Le film parle aussi – logiquement – de danse. Mais de la danse comme un travail : on voit les scènes où Johnny et Penny dansent sans efforts, mais on voit surtout tout le travail de Bébé pour apprendre à reproduire la chorégraphie du mambo, comment ça lui demande des efforts pour apprendre des techniques et des gestes précis. La danse comme un travail qui permet à Johnny de faire autre chose que le travail que son père lui propose – peintre plâtrier. On voit aussi la danse comme marqueur social avec les danses de salon de la classe bourgeoise vs les danses plus libres et sexualisées du staff.

Film social où les enjeux de la lutte des classes et du désir féminin sont révélés par la suspension des conventions permise par le cadre d’un village vacances, Dirty Dancing porte un discours sans concession sur le rapport bourgeois au corps et sur les mécanismes de l’endogamie de classe, le tout porté par une bande-son magnifique. Je recommande fortement.

The Prom, de Ryan Murphy

Streep saves a saccharin-soaked script and steals the scenes, ou une ethnologie des rites de passage nords-américains.

Dee Dee (Meryl Streep ♥) et Barry, deux vedettes de comédies musicales, voient leurs espoirs d’un Tony Award s’évanouir quand leur nouvelle comédie fait un flop le soir de sa première. À la recherche d’un peu de mise en valeur facile, ils décident d’aider Emma, une jeune lesbienne de l’Indiana à pouvoir aller à son bal de fin d’année, que l’association de parents d’élèves veut garder hétéro. Bien intentionnés malgré leurs arrières pensées, ils vont débarquer dans la vie d’Emma et bouleverser la vie de la petite ville de l’Indiana non sans elleux-mêmes apprendre quelques leçons sur les valeurs de l’amour.

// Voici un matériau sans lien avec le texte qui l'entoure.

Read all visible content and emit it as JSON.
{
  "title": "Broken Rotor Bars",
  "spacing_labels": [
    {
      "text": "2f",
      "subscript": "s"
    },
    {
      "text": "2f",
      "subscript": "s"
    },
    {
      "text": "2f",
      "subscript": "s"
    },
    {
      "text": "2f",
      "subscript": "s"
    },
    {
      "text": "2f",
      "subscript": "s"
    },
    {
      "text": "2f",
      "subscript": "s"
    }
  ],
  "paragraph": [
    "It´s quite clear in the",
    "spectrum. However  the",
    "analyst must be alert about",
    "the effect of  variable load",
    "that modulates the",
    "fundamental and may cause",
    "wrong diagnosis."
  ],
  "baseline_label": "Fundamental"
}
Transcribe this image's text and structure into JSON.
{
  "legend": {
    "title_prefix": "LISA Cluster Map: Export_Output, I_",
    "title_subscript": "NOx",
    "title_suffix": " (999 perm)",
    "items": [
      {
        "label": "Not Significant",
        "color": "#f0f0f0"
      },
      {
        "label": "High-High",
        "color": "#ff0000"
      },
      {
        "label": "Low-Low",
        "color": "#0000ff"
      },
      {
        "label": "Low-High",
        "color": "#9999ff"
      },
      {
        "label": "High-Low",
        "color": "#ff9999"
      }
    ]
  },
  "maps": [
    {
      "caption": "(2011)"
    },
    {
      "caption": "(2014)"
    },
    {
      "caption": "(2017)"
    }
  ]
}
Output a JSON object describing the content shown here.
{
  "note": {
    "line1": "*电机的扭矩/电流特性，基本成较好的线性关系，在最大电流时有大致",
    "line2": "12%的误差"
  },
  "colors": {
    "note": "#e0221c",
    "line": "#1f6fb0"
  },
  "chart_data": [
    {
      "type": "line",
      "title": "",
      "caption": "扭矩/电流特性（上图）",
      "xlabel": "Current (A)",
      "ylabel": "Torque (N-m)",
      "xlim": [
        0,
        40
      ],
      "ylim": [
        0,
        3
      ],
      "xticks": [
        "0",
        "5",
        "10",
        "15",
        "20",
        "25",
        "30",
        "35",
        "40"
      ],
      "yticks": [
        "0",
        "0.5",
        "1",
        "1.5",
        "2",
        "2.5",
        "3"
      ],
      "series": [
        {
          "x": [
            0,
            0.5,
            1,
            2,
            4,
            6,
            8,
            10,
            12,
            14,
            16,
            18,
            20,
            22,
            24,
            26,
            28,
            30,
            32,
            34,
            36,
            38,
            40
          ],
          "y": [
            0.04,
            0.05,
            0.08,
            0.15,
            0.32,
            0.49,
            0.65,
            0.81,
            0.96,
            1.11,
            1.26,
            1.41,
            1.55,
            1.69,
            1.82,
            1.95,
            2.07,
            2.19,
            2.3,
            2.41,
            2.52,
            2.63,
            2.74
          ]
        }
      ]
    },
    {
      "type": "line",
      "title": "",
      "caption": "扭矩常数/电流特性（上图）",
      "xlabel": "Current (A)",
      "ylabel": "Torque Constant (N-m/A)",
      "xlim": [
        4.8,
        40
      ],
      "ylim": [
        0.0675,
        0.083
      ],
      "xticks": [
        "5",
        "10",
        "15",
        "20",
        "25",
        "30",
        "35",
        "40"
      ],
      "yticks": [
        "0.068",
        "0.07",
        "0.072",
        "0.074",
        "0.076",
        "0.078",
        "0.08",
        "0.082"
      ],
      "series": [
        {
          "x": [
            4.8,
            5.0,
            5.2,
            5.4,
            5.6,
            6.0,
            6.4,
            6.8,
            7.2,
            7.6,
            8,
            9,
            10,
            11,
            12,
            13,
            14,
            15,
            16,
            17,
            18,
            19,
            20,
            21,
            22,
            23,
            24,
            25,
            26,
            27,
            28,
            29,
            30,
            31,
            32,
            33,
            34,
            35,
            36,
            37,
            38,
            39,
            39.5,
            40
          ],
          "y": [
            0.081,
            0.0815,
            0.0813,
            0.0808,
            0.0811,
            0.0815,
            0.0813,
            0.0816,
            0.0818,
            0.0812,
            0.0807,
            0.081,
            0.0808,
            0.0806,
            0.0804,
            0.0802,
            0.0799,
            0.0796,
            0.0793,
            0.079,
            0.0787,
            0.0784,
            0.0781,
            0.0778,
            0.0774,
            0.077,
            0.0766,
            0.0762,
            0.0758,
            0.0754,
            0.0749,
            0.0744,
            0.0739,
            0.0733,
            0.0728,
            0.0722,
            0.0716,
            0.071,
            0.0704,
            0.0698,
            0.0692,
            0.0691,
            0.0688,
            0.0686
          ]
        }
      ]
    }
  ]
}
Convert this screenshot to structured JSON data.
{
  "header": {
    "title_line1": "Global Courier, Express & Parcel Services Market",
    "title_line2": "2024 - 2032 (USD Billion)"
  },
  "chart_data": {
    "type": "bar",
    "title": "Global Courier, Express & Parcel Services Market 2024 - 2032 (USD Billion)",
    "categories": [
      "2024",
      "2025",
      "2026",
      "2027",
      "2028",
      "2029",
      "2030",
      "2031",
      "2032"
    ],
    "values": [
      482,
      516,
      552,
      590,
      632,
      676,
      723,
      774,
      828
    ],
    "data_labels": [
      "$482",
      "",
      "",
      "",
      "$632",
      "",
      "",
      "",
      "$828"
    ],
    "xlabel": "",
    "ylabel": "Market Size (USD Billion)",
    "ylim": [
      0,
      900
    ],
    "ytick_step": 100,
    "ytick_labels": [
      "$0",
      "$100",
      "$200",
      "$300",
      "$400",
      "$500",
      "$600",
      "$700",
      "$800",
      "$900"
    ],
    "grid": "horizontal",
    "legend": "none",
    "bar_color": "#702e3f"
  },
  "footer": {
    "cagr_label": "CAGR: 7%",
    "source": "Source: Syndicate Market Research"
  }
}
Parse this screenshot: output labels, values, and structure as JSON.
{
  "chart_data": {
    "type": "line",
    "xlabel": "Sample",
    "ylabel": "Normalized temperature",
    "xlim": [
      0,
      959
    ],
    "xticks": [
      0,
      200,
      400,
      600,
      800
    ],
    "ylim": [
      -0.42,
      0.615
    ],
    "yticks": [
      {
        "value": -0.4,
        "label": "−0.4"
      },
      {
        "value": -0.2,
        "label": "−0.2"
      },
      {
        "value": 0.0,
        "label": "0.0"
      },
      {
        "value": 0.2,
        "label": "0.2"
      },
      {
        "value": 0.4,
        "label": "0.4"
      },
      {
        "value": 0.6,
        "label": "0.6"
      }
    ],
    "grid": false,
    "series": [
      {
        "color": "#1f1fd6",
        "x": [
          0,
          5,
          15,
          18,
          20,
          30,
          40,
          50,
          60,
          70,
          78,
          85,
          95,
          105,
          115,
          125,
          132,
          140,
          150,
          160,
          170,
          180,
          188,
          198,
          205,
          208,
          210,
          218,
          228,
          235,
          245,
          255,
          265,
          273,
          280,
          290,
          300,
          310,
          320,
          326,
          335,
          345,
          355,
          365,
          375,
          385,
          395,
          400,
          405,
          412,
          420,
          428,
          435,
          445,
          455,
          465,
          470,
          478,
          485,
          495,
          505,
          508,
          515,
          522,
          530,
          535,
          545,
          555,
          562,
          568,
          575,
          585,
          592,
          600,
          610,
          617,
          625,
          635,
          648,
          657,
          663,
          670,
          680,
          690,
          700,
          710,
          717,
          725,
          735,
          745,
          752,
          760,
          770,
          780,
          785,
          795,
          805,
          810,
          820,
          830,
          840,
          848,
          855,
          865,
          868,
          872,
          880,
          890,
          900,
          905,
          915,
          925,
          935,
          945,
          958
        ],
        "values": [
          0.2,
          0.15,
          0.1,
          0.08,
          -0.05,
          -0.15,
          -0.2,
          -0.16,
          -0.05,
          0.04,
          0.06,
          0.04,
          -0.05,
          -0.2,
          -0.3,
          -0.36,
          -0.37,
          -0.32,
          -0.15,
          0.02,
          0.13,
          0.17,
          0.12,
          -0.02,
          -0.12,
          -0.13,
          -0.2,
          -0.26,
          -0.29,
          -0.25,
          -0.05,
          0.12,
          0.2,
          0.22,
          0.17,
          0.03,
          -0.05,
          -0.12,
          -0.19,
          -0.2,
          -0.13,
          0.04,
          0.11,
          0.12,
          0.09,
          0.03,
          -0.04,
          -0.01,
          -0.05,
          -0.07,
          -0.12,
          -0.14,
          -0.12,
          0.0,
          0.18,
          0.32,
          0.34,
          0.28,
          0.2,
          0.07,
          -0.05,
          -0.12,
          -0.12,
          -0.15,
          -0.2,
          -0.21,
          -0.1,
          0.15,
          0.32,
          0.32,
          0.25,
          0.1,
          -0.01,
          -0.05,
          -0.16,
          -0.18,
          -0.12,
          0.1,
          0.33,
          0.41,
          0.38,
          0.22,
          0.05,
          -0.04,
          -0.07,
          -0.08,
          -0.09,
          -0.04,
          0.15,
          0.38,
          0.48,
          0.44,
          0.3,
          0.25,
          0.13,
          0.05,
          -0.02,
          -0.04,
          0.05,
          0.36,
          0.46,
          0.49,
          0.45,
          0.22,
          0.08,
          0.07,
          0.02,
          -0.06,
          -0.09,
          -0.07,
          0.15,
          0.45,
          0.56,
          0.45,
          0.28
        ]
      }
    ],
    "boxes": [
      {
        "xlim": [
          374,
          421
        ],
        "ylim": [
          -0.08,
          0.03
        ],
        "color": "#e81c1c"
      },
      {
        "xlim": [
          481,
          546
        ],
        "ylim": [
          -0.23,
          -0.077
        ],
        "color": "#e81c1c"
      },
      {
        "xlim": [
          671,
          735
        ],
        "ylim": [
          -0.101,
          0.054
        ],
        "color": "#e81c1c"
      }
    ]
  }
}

Ça commençait bien, mais c’est quand même très mièvre. C’est vraiment la tolérance et l’inclusivité à la sauce major hollywoodienne et néolibéralisme. Tout le monde est beau, les couleurs sont vives, les problèmes économiques n’existent pas, l’inclusivité est juste one tap dance number away. Mais bon y’a Meryl Streep qui porte le film, et les personnages d’Emma et Barry sont plutôt réussis aussi (excepté le fil narratif de la famille de Barry). Les autres personnages secondaires sont assez anecdotiques.

Idoine pour les soirs de petite forme émotionnelle.

Coup de Torchon, de Bertrand Tavernier

All Colons Are Bastards.

Film français de 1981. Dans une petite ville d’Afrique Occidentale Française en 1938, Lucien Cordier est l’unique policier et représentant de l’ordre colonial. Ordinairement totalement amorphe, il décide un jour, poussé à bout par deux proxénètes et les moqueries de son supérieur de la grande ville, de faire le ménage dans les personnes qu’il considère comme mauvaises. Mais sa moralité est toute personnelle, et il va surtout éliminer celles et ceux qui le dérangent personnellement, sans remettre en question l’ordre en place quand il va dans son sens, tout en s’autopercevant comme une espèce de figure messianique.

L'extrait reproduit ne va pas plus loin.